CPB REPORT: ECONOMIC GROWTH REMAINS HIGH, ALSO IN 2001
In the projection of CPB Netherlands Bureau for Economic Policy Analysis (CPB), the growth rate of exports of goods excluding energy will double from just over 5% in 1999 to 10% next year.
For the year 2001 GDP growth is forecasted to decelerate to 4% as a consequence of less dynamic exports and private residential investment compared to this year. On the other hand, private non-residential investment and consumption growth remain strong in 2001. The tight labour market forces companies to make the production more capital-intensive and this will lead to extra investment.
For 2000 and 2001 CPB expects employment in terms of labour years to expand by 2.5% and 2.25% respectively. The growth in terms of jobs will come out slightly lower in both years, because part-time workers will probably work longer hours. The increase in employment will translate into a further fall in unemployment from 4% of the labour force in 1999 to 3% in 2001. Overall, the labour market will tighten further.
Consumption and inflation
The forecasted growth of private consumption of 4.25% in 2000 is considerably higher than might be expected based on the development of the real household disposable income. This forecast is completely in line with the development in the past four years, when household consumption expenditure increased by 3.7% on average. This was on average 1.4% higher than the growth of the disposable income.

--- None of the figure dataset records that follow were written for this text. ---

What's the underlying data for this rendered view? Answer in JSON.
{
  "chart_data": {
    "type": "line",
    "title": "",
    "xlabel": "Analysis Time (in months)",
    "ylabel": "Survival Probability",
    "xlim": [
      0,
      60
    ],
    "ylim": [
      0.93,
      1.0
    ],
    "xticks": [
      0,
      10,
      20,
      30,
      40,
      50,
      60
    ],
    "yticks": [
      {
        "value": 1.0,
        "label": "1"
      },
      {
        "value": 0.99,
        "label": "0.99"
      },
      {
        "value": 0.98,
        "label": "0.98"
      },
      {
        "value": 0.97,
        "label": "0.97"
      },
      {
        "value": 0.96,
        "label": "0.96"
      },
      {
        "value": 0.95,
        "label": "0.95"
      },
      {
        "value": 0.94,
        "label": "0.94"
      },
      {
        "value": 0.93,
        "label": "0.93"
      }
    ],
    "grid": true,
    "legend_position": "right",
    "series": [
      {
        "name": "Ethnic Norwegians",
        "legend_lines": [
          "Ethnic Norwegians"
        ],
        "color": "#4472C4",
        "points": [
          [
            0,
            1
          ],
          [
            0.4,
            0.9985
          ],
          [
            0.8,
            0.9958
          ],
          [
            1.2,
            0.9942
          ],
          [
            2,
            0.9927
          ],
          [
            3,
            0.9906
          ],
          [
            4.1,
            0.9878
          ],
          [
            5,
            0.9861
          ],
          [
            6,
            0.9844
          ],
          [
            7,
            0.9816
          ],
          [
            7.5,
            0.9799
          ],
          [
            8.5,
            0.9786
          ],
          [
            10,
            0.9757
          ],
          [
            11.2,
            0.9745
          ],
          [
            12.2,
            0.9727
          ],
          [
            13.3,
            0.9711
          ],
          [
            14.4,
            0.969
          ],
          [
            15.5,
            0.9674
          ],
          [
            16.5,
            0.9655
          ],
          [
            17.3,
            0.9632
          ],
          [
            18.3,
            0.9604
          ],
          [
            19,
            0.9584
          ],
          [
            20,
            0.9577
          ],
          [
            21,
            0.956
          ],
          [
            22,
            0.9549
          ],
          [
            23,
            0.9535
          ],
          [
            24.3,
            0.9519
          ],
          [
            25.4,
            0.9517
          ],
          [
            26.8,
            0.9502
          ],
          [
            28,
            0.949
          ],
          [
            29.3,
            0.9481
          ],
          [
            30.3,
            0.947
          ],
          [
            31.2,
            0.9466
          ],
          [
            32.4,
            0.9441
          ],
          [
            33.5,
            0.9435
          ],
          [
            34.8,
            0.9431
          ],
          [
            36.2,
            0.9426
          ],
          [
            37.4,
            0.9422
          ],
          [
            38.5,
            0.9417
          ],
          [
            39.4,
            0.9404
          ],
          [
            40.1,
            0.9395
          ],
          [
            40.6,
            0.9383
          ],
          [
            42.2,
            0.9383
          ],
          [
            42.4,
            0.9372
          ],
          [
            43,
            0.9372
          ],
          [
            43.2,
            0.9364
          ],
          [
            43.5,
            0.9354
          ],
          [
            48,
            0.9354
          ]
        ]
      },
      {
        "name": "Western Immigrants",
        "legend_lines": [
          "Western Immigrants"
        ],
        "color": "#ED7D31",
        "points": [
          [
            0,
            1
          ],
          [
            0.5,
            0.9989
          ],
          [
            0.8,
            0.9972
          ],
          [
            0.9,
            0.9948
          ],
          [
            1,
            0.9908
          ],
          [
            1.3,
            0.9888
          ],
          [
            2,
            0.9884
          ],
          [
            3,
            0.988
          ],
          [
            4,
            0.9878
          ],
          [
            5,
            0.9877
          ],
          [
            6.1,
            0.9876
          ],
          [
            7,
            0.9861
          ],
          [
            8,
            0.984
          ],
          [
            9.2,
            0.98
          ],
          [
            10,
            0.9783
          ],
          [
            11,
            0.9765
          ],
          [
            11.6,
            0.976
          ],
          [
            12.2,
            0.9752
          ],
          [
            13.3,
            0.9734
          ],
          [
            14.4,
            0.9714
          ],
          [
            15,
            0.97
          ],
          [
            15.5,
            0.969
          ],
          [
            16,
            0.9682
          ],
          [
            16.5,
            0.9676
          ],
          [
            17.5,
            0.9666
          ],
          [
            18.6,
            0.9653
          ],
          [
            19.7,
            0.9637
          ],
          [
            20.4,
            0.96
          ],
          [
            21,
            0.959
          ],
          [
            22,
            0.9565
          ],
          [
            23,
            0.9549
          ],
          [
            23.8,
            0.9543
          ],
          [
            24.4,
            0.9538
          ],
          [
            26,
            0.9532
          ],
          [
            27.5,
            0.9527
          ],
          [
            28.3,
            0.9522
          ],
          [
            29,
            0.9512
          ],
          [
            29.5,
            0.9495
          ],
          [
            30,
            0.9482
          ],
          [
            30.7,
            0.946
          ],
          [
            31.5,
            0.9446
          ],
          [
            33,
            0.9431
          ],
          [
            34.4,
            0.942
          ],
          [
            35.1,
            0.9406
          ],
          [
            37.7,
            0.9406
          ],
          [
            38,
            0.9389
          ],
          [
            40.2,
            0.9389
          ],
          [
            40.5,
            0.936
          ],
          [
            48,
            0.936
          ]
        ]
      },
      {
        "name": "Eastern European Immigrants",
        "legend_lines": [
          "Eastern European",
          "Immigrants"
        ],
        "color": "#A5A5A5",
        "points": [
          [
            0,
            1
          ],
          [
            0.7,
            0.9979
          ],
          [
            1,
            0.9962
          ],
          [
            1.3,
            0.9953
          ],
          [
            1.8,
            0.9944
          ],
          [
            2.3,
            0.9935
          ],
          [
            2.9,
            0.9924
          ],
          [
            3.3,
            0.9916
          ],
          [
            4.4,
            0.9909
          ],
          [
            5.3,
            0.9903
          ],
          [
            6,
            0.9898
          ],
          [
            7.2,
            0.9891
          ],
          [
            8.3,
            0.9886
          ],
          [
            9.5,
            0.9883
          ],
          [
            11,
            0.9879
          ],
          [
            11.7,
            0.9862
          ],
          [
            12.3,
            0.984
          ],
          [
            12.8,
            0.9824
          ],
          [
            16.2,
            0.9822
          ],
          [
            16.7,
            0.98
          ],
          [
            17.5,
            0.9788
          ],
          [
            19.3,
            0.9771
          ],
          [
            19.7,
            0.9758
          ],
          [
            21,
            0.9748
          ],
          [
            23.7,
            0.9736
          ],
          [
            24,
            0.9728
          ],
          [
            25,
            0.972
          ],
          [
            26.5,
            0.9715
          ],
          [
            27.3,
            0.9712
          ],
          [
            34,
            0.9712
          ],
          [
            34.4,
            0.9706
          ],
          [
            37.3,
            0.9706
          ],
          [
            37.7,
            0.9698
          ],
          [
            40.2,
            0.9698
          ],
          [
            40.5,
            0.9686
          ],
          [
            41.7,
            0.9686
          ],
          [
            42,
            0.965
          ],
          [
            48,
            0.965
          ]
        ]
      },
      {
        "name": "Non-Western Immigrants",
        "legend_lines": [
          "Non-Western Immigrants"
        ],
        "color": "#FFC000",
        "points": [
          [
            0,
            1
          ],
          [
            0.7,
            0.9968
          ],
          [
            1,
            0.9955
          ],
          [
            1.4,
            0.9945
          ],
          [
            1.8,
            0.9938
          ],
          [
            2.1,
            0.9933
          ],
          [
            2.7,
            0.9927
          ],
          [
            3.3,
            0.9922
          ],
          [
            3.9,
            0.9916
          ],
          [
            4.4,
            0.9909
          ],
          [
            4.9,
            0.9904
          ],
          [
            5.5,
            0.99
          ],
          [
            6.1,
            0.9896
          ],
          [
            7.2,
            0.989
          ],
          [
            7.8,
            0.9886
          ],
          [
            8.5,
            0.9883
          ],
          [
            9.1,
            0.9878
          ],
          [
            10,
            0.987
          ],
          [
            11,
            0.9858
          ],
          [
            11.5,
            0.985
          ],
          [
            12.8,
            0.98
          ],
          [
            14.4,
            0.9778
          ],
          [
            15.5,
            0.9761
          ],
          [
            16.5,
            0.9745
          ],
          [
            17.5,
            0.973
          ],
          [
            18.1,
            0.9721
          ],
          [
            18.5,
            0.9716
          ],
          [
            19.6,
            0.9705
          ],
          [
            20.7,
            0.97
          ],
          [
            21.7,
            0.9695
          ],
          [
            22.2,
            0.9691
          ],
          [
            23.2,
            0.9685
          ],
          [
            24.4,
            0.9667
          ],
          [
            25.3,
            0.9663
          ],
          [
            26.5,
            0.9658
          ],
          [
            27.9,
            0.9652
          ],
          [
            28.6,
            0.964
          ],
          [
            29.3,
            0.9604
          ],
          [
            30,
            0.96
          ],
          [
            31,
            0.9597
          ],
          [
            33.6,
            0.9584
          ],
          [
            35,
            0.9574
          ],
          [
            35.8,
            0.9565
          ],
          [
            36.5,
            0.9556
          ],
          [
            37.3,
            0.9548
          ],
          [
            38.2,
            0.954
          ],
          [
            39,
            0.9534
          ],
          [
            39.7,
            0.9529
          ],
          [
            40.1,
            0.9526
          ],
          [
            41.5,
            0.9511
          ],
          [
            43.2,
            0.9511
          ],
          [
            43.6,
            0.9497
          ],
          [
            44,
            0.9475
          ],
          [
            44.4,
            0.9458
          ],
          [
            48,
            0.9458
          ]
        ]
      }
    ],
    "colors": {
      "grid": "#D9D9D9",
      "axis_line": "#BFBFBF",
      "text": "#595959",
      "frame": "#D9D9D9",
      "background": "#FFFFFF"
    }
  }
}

This can be explained by the substantial capital gains on stocks and houses which Dutch households have enjoyed. The wealth effect is expected to wane this year and next year. Yet, together with the anticipation effect of the VAT increase on 1 January 2001, it is strong enough to project an increase in consumption by 4.25% in 2000. For the year 2001 CPB expects a continuation of the consumption growth rate of 4.25%, thanks to the major tax reform in 2001 (increase in VAT; considerable cut in personal income tax rates; on balance a fall in the tax burden on households). Because of the tax reform, the growth of net household income is forecasted to accelerate from 2.75% this year to 4.5% next year. This means that net household income growth will once again be higher than consumption growth, after four years the other way round.
The rate of inflation is expected to rise to 2.5% this year, mainly as a consequence of the surge in import prices since early last year. Next year CPI is expected to increase by 3.5%, primarily because of the increase in indirect taxes under the tax reform, which raises inflation temporarily.
The condition of the world economy is improving. CPB forecast for the growth in world output for both 2000 and 2001 is almost 4.5%. The world trade surge is expected to result in an average increase in 2000 of 11.5% and 10% in 2001.
GDP growth in Japan is picking up this year after being negative in 1999. The recovery in other Asian countries supports this positive development in Japan.
In reaction to the tightening of monetary policy and the waning of wealth effects related to stock market conditions, GDP growth in the US is expected to slow down from almost 5% in 2000 to 3.25% in 2001.
Economic growth in the euro zone is now expected to accelerate to 3.75% this year and almost 3.5% next year. Activity has greatly benefited from the export boost caused by the strong world demand and the high dollar exchange rate. So far, the euro zone had not yet experienced the same boom in ICT-related investments that has played such an important role in the United States over the past couple of years. Unemployment in the euro zone is declining by 0.75% of the labour force each year, and this trend is expected to continue for some time.
What else in CPB Report 2000/2?
This summarises the current view of CPB Netherlands Bureau for Economic Policy Analysis on the economic outlook for 2000 and 2001, as stated in CPB Report 2000/2. In addition to these forecasts, CPB Report (CPB's quarterly magazine, written in English) highlights completed and current research at the Bureau. This issue contains among other subjects articles on the market for scientific journals; the importance of ICT for growth; fiscal treatment of individual retirement provisions; Kyoto and the timing of abatement activities; and the valuation of risk in public projects.
Scientific journals: solutions for the journal crisis
The ever-rising prices for journals and limited library budgets cause a reduced access to scientific knowledge. CPB Report argues that the current set-up of the market causes this journal crisis. Publishers who obtain copyrights on high-quality papers are able to charge monopoly prices, since papers are not interchangeable. New information and communication technologies present an opportunity for reform of this market set-up. One possible way to tackle the journal crisis is to make copyrights ineffective, and to let authors pay the publishers with money instead of copyrights. A competitive system of scientific publishing and free access to scientific papers would result.
ICT important for Dutch economic growth
Information and communication technology (ICT) has become increasingly important for economic development in the Netherlands since 1995. The ICT sector currently accounts for nearly a quarter of economic growth. The modest acceleration in labour productivity growth at macro level during the second half of the 1990s is also due to the ICT sector. Yet, thus far the Netherlands has not been able to follow the productivity spurt evident in the United States. Especially since outside the ICT sector productivity growth is still limping, despite ICT applications in the production process and the possible positive spill-over effects of ICT.